Artikel

Al-Quran Mendorong Manusia Berfikir Pluralistik

glass cup with saucer

Al-Qur’an adalah Kitab Suci yang risalahnya harus disampaikan kepada seluruh umat manusia di dunia, sebagaimana dinyatakan Allam dalam firmanNya:

“Katakanlah: Wahai manusia, sesungguhnya aku adalah Utusan Allah kepada kamu semuanya (ilaikum jamî’â), yang mempunyai kerajaan langit dan bumi. Tak ada Tuhan selain Dia; Ia memberi hidup dan menyebabkan mati. Maka berimanlah kepada Allah dan Utusan-Nya, Nabi yang ummi yang beriman kepada Allah dan kalimat-kalimat-Nya, dan ikutilah dia agar kamu terpimpin pada jalan yang benar.” (QS 7:158)

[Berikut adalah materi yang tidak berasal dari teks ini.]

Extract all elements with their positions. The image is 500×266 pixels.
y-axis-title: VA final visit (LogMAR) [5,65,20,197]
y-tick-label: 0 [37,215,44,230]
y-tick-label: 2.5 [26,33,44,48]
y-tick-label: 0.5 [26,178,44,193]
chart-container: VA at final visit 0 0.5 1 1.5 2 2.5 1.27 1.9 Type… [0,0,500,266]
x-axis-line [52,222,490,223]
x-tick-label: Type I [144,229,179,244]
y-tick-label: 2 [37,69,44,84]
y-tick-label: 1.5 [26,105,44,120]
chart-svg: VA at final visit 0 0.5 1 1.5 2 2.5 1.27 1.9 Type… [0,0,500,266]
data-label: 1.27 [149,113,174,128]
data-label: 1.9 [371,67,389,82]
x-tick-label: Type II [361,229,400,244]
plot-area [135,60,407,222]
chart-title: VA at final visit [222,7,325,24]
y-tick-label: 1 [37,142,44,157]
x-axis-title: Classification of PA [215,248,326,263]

Di tempat lain Allah menyatakan:

“Dan tiada Kami mengutus engkau, kecuali sebagai pengemban kabar baik dan sebagai juru pengingat kepada sekalian manusia (kâffatallinnâs), tetapi kebanyakan manusia tidak tahu.” (QS 34:28)

Kalimat ilaikum jamî’â (kepada kamu semuanya) dan kâffatallinnâs (kepada sekalian manusia) di dua ayat di atas seolah menegaskan bahwa risalah Qur’an tidak untuk disampaikan kepada bangsa Arab saja, tetapi juga kepada bangsa-bangsa lain di dnia.

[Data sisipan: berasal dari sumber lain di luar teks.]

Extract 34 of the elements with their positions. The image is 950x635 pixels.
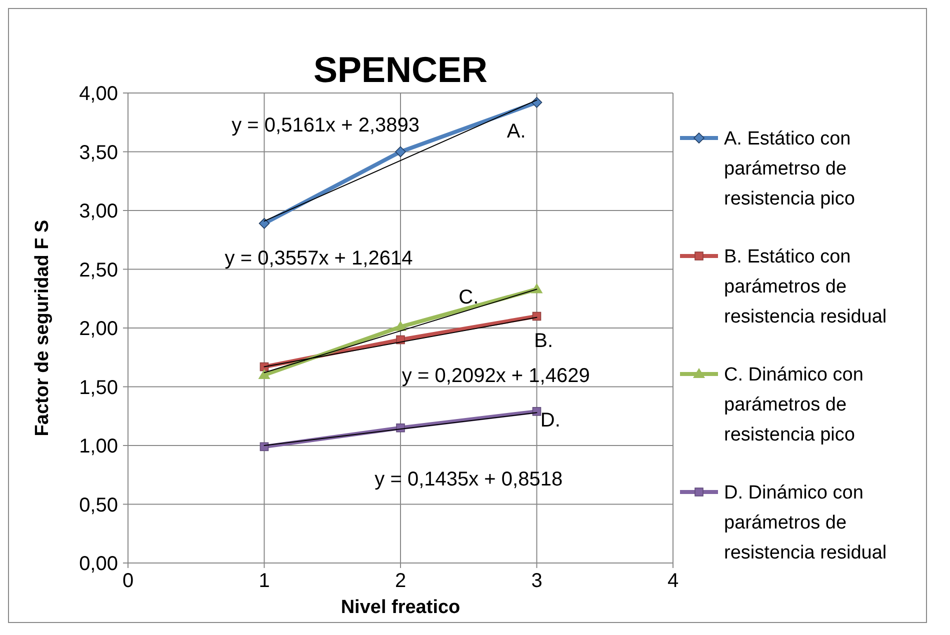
y-tick-label: 3,50: [79, 142, 118, 164]
y-tick-label: 1,00: [79, 436, 118, 458]
x-tick-label: 1: [258, 570, 270, 592]
legend-label: A. Estático con parámetrso de resistencia pico: [724, 128, 855, 210]
y-tick-label: 0,50: [79, 494, 118, 516]
point: [532, 407, 542, 416]
annotation: y = 0,3557x + 1,2614: [224, 248, 413, 270]
x-axis-title: Nivel freatico: [340, 597, 460, 618]
point: [258, 369, 270, 379]
annotation: C.: [458, 286, 479, 308]
annotation: y = 0,2092x + 1,4629: [402, 365, 590, 387]
annotation: A.: [506, 120, 526, 143]
y-tick-label: 1,50: [79, 376, 118, 399]
y-tick-label: 4,00: [79, 83, 118, 105]
y-axis-title: Factor de seguridad F S: [32, 220, 53, 436]
x-tick-label: 0: [122, 570, 134, 592]
x-tick-label: 3: [531, 570, 542, 592]
point: [394, 320, 406, 331]
legend-label: C. Dinámico con parámetros de resistencia pico: [724, 364, 864, 446]
y-tick-label: 0,00: [79, 553, 118, 575]
y-tick-label: 2,50: [79, 259, 118, 282]
x-tick-label: 4: [667, 570, 679, 592]
x-tick-label: 2: [394, 570, 406, 592]
legend-label: B. Estático con parámetros de resistencia residual: [724, 246, 887, 328]
point: [395, 146, 406, 158]
annotation: y = 0,5161x + 2,3893: [232, 114, 420, 137]
annotation: B.: [534, 330, 554, 352]
y-tick-label: 2,00: [79, 318, 118, 340]
y-tick-label: 3,00: [79, 200, 118, 222]
legend-label: D. Dinámico con parámetros de resistencia residual: [724, 482, 887, 564]
annotation: y = 0,1435x + 0,8518: [374, 468, 563, 490]
chart-title: SPENCER: [313, 49, 488, 90]
point: [258, 218, 270, 229]
annotation: D.: [540, 410, 560, 432]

Untuk keperluan ini, umat Islam, terutama para da’i dan muballigh, harus menjalin komunikasi dengan semua bangsa di dunia. Sarana komunikasinya adalah bahasa. Dakwah Islam akan lebih mudah dilakukan jika bangsa-bangsa ‘Ajam (non Arab) mengerti bahasa Arab. Atau sebaliknya, para da’i dan muballigh yang mengerti dan menguasai bahasa-bahasa ‘Ajam.

Selama seribu tahun pertama di dalam era Islam, bahasa Arab menjadi bahasa dunia dan bahasa ilmu pengetahuan. Karena itu, tafsir-tafsir Al-Qur’an umumnya berbahasa Arab. Memasuki milenium kedua, ketika bahasa Arab tidak lagi menjadi bahasa dunia, muncul terjemah dan tafsir Quran menggunakan bahasa-bahasa ‘Ajam, baik bahasa-bahasa Barat, seperti Inggris, Belanda, Jerman, Perancis, dan sebagainya, maupun bahasa-bahasa Timur seperti Persi, Urdu, Tiong Hoa, Jepang, Indonesia, dan sebagainya.

Di samping itu, umat Islam dituntut pula untuk memahami dan menghayati agama-agama yang dianut oleh berbagai bangsa di dunia. Sebab, pada tiap-tiap umat telah dibangkitkan Utusan (QS 16:36) yang dikaruniai wahyu, tanda bukti yang terang dan kitab suci.

Melalui agama atau kitab suci merekalah Islam memperkenalkan diri dengan santun, sebagaimana diisyaratkan oleh ayat:

Dan Kami tak mengutus (para utusan) sebelum engkau kecuali orang laki-laki yang Kami berikan wahyu kepada mereka – maka bertanyalah kepada para pengikut peringatan jika kamu tak tahu – dengan tanda bukti yang terang dan Kitab-kitab Suci. Dan kami turunkan kepada engkau peringatan agar engkau dapat menjelaskan kepada manusia apa yang telah dituntunkan kepada mereka, dan agar mereka suka berfikir.” (QS 16:43-44)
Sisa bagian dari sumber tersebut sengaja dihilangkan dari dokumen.